Dongshigu is a village that the Chinese authorities would like the outside world to ignore.
This is the home and prison of Chen Guangcheng (
Nature has already taken away Chen's sight. Now the government is trying to remove his voice as well as his liberty and legal rights.
Chen's landline has been cut. Mobile phone signals are blocked. Lawyers who try to visit have been beaten up. The state media are forbidden from investigating the case.
Chen is not allowed to speak because the authorities are embarrassed by what he has to say. Last September, he was abducted off the streets of Beijing by family planning officials and police from Shandong. They wanted to stop him launching legal action on behalf of the victims of forced abortions and sterilizations in his municipal district of Linyi.
According to civil-rights campaigners who worked with Chen, more than 7,000 people among Linyi city's 4 million people were forced to undergo sterilization operations in the first six months of last year. Women who already had two children were reportedly made to have abortions if they became pregnant again. If they went into hiding, their relatives were punished with detentions, fines and study sessions. Their lawyers allege that some people were beaten to death because they attempted to resist the operations.
Such tactics are illegal. The law states that only financial penalties can be levied against parents who break China's 25-year-old one-child policy. The policy, which aims to stabilize China's 1.3 billion population, allows families to have only one child, except ethnic minorities, who can have three children, and farmers, who can have two children if their first child is a daughter. But Shandong's population has surged in recent years.

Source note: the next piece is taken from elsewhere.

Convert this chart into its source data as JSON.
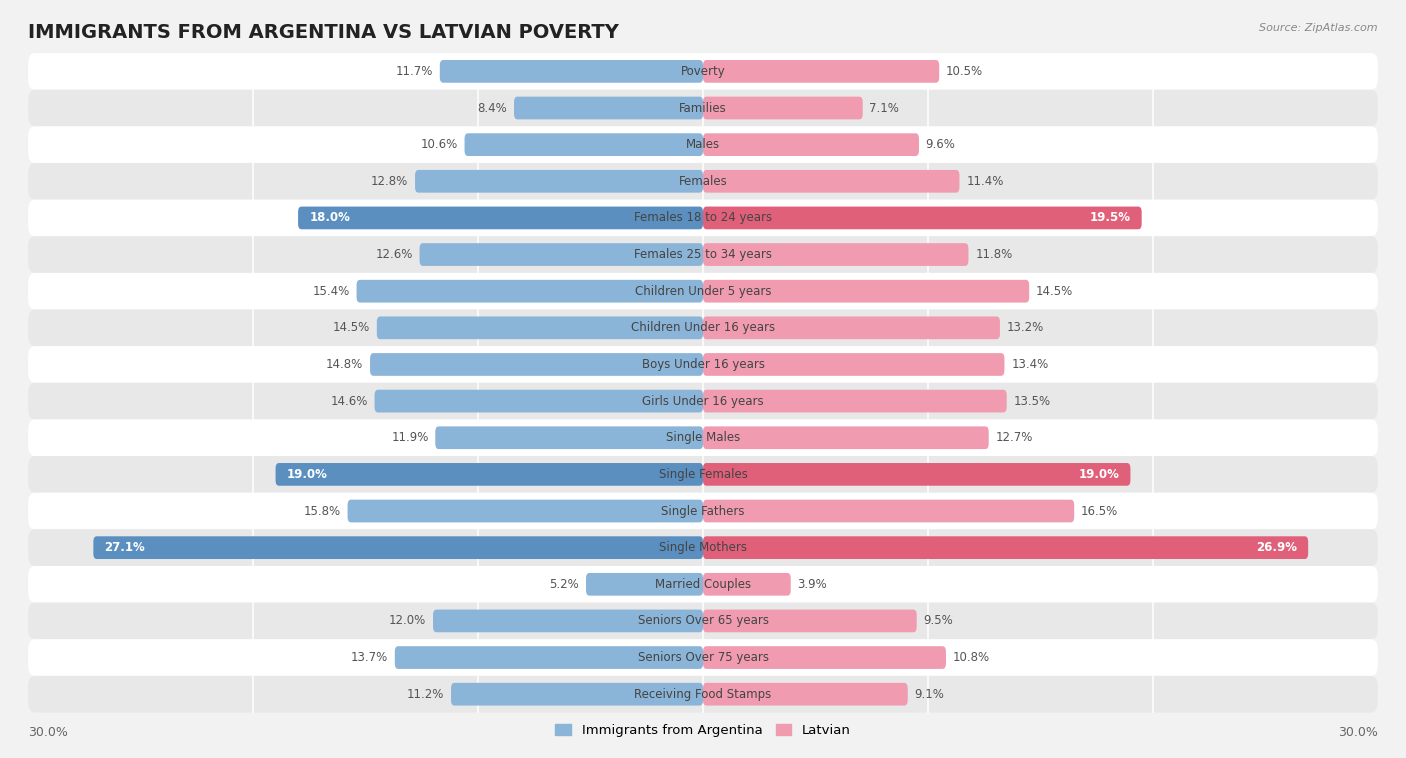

Knowing their chances of promotion are linked to family planning targets, officials turned to ruthless measures to enforce regulations.
They would probably have remained hidden if it were not for Chen, who until a year ago was a symbol of hope for China's legal system.
Blind from the age of two, he later threw himself into the study of medicine and the law so that he could improve the conditions of disabled people. Although unqualified, his success as a legal advocate earned him a reputation as a champion for the disadvantaged.
After he was contacted by mothers who had suffered at the hands of overzealous family planning officials, Chen started lobbying in Beijing, eventually forcing the central government to acknowledge that the law had been violated. The National Population and Family Planning Commission promised that those responsible would be punished.
But four months later, only one person is being penalized: Chen.
Dongshigu village is an hour's drive from the city along a long, straight road jammed with overladen trucks, cars and three-wheeled tractors. As soon as we arrived, a burly man in a dark jacket told us we were not allowed in the village.
"These are the orders of the city government," he said. He declined to show identification.
Further on, progress was blocked by four men who pushed and shoved us back where we had come.
"You cannot enter," they said. "Sorry."
There was a brief standoff that attracted a crowd of curious villagers. Then Chen's guards -- by now numbering about 10 -- manhandled us back into the van.